I think I was well prepared on how to deal with gender stereotypes if I was having a girl.  After all, I'm a girl and I was raised with a lot of boyish influence.  My dad raised me as a single father.  He taught me to ride a bike, tolerated me building very dangerous and unstable forts in the backyard, enrolled me in softball year after year, sent me to summer camp and never yelled at me for getting dirty.  I also had pink carpeting in my bedroom, got Barbies for my birthday when I asked for Ninja Turtles and X-Men action figures, was encouraged by my mother to dress to "show off my figure" and never had anyone properly explain my aunt who wore her hair in a duck tail and always had a female "friend" with her when she visited during holidays.  (I figured that out when my aunt and her friend adopted a child together.)  My parents made no deliberate attempt to shelter me from gender stereotypes, but they didn't strictly adhere to them either.  It's a foundation that I could easily build on if I was having a daughter.  Something I looked forward to, even.  (As if buying her all the Ninja Turtles would somehow make up for my bitterness over only receiving April O'Neil.  Good thing I had a brother who got the rest of the figures and didn't mind a playmate.  What does one do with a single yellow-jump suited April figure?  Collect expose stories on Barbie and Ken?)

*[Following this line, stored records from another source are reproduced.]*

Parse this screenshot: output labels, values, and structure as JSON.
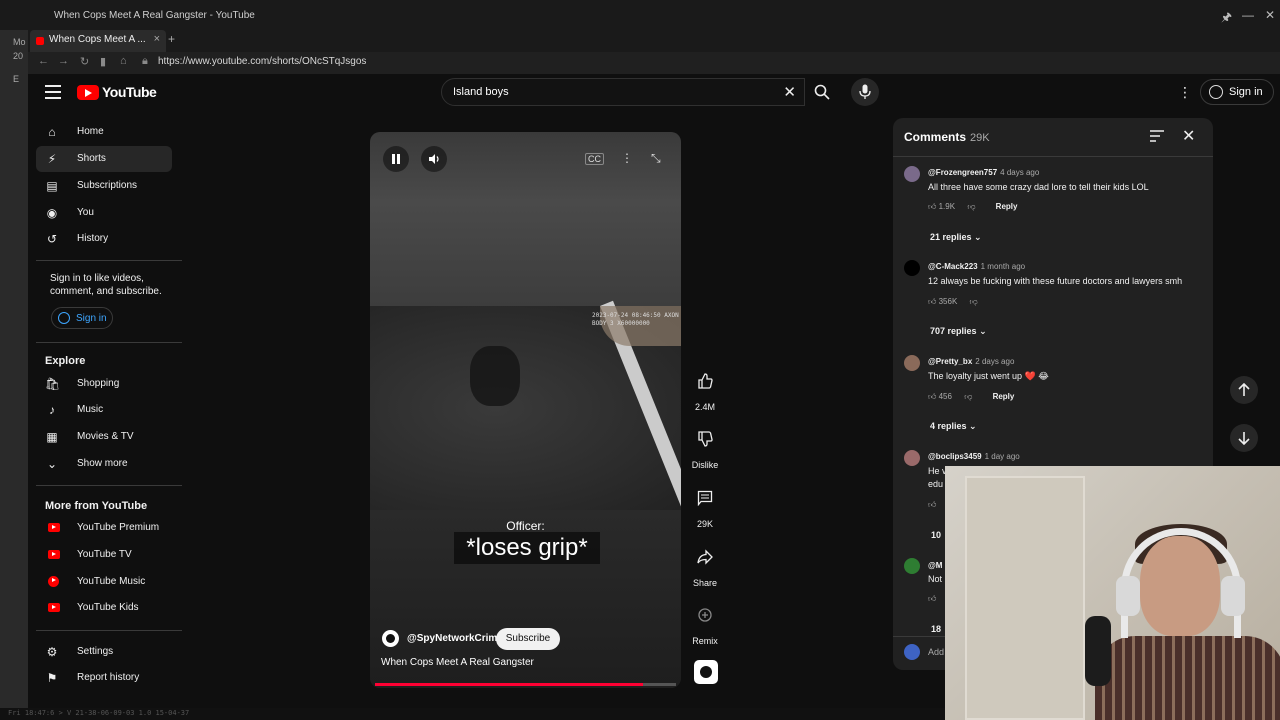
{
  "window": {
    "title": "When Cops Meet A Real Gangster - YouTube",
    "tab_title": "When Cops Meet A ...",
    "url": "https://www.youtube.com/shorts/ONcSTqJsgos"
  },
  "left_strip": {
    "top": "10",
    "line1": "Mo",
    "line2": "20",
    "line3": "E"
  },
  "header": {
    "logo_text": "YouTube",
    "search_value": "Island boys",
    "signin_label": "Sign in"
  },
  "sidebar": {
    "main": [
      {
        "label": "Home",
        "icon": "home-icon"
      },
      {
        "label": "Shorts",
        "icon": "shorts-icon"
      },
      {
        "label": "Subscriptions",
        "icon": "subscriptions-icon"
      },
      {
        "label": "You",
        "icon": "you-icon"
      },
      {
        "label": "History",
        "icon": "history-icon"
      }
    ],
    "signin_prompt": "Sign in to like videos, comment, and subscribe.",
    "signin_label": "Sign in",
    "explore_heading": "Explore",
    "explore": [
      {
        "label": "Shopping",
        "icon": "shopping-icon"
      },
      {
        "label": "Music",
        "icon": "music-icon"
      },
      {
        "label": "Movies & TV",
        "icon": "movies-icon"
      },
      {
        "label": "Show more",
        "icon": "chevron-down-icon"
      }
    ],
    "more_heading": "More from YouTube",
    "more": [
      {
        "label": "YouTube Premium"
      },
      {
        "label": "YouTube TV"
      },
      {
        "label": "YouTube Music"
      },
      {
        "label": "YouTube Kids"
      }
    ],
    "bottom": [
      {
        "label": "Settings",
        "icon": "settings-icon"
      },
      {
        "label": "Report history",
        "icon": "flag-icon"
      }
    ]
  },
  "video": {
    "caption_small": "Officer:",
    "caption_big": "*loses grip*",
    "channel": "@SpyNetworkCrime",
    "subscribe_label": "Subscribe",
    "title": "When Cops Meet A Real Gangster",
    "progress": 0.89,
    "stamp": "2023-07-24 08:46:50 AXON BODY 3 X60000000"
  },
  "actions": {
    "likes": "2.4M",
    "dislike": "Dislike",
    "comments": "29K",
    "share": "Share",
    "remix": "Remix"
  },
  "comments": {
    "heading": "Comments",
    "count": "29K",
    "items": [
      {
        "user": "@Frozengreen757",
        "time": "4 days ago",
        "text": "All three have some crazy dad lore to tell their kids LOL",
        "likes": "1.9K",
        "reply": "Reply",
        "replies": "21 replies"
      },
      {
        "user": "@C-Mack223",
        "time": "1 month ago",
        "text": "12 always be fucking with these future doctors and lawyers smh",
        "likes": "356K",
        "reply": "",
        "replies": "707 replies"
      },
      {
        "user": "@Pretty_bx",
        "time": "2 days ago",
        "text": "The loyalty just went up ❤️ 😂",
        "likes": "456",
        "reply": "Reply",
        "replies": "4 replies"
      },
      {
        "user": "@boclips3459",
        "time": "1 day ago",
        "text": "He v",
        "text2": "edu",
        "likes": "",
        "reply": "",
        "replies": "10"
      },
      {
        "user": "@M",
        "time": "",
        "text": "Not",
        "likes": "",
        "reply": "",
        "replies": "18"
      }
    ],
    "add_placeholder": "Add"
  },
  "statusbar": "Fri 18:47:6 > V 21-38-06-09-03 1.0 15-04-37"
}
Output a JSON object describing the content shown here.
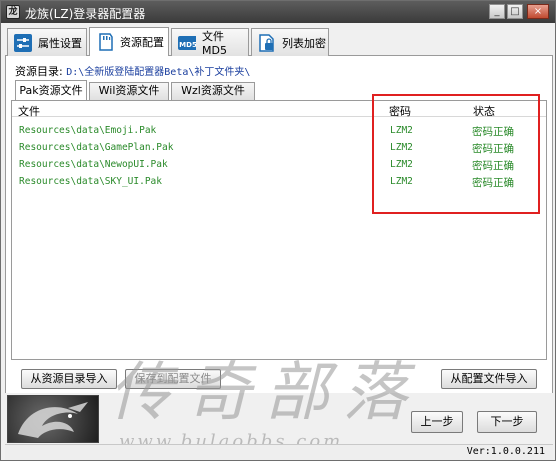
{
  "window": {
    "title": "龙族(LZ)登录器配置器",
    "icon_name": "app-logo-icon"
  },
  "top_tabs": [
    {
      "label": "属性设置",
      "icon": "settings-sliders-icon"
    },
    {
      "label": "资源配置",
      "icon": "sd-card-icon"
    },
    {
      "label": "文件MD5",
      "icon": "md5-file-icon"
    },
    {
      "label": "列表加密",
      "icon": "lock-file-icon"
    }
  ],
  "resource_dir": {
    "label": "资源目录:",
    "path": "D:\\全新版登陆配置器Beta\\补丁文件夹\\"
  },
  "sub_tabs": [
    "Pak资源文件",
    "Wil资源文件",
    "Wzl资源文件"
  ],
  "table": {
    "columns": [
      "文件",
      "密码",
      "状态"
    ],
    "rows": [
      {
        "file": "Resources\\data\\Emoji.Pak",
        "password": "LZM2",
        "status": "密码正确"
      },
      {
        "file": "Resources\\data\\GamePlan.Pak",
        "password": "LZM2",
        "status": "密码正确"
      },
      {
        "file": "Resources\\data\\NewopUI.Pak",
        "password": "LZM2",
        "status": "密码正确"
      },
      {
        "file": "Resources\\data\\SKY_UI.Pak",
        "password": "LZM2",
        "status": "密码正确"
      }
    ]
  },
  "buttons": {
    "import_from_dir": "从资源目录导入",
    "save_config": "保存到配置文件",
    "import_from_config": "从配置文件导入",
    "prev": "上一步",
    "next": "下一步"
  },
  "watermark": {
    "text": "传奇部落",
    "url": "www.bulaobbs.com"
  },
  "version": "Ver:1.0.0.211",
  "colors": {
    "ok_text": "#2a8a2a",
    "highlight": "#e02020",
    "path_text": "#1a3e9e"
  }
}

But, as fate would have it, I am not having a girl.  The genetic screening revealed XY chromosomes and hopefully, when we have our 20 week ultrasound, we'll locate his penis.  People love to tell you that boys are easier than girls.  I'm not sure I believe that.  For some reason, this makes the whole gender neutrality issue much different in my mind.  I had no qualms about giving a toddler girl dinosaurs or Legos or Nerf guns, but I don't see myself buying a little boy a baby doll or fake makeup.  If only he had a sister that he could guiltlessly borrow those toys from!  Perhaps part of my hesitation is that desire to protect your child from the judgement of others.  I was teased in grade school for a lot of things, but wearing Ninja Turtle shoes was among them.  I can only imagine what a boy with a Barbie would face when walking into a Kindergarten classroom.  Then again, conformity is not how you prevent bullying.  That's not a lesson I want to teach my kid at all!  Dammit, there is so much to think about with this parenting crap.  No wonder everyone screws it up at least a little bit.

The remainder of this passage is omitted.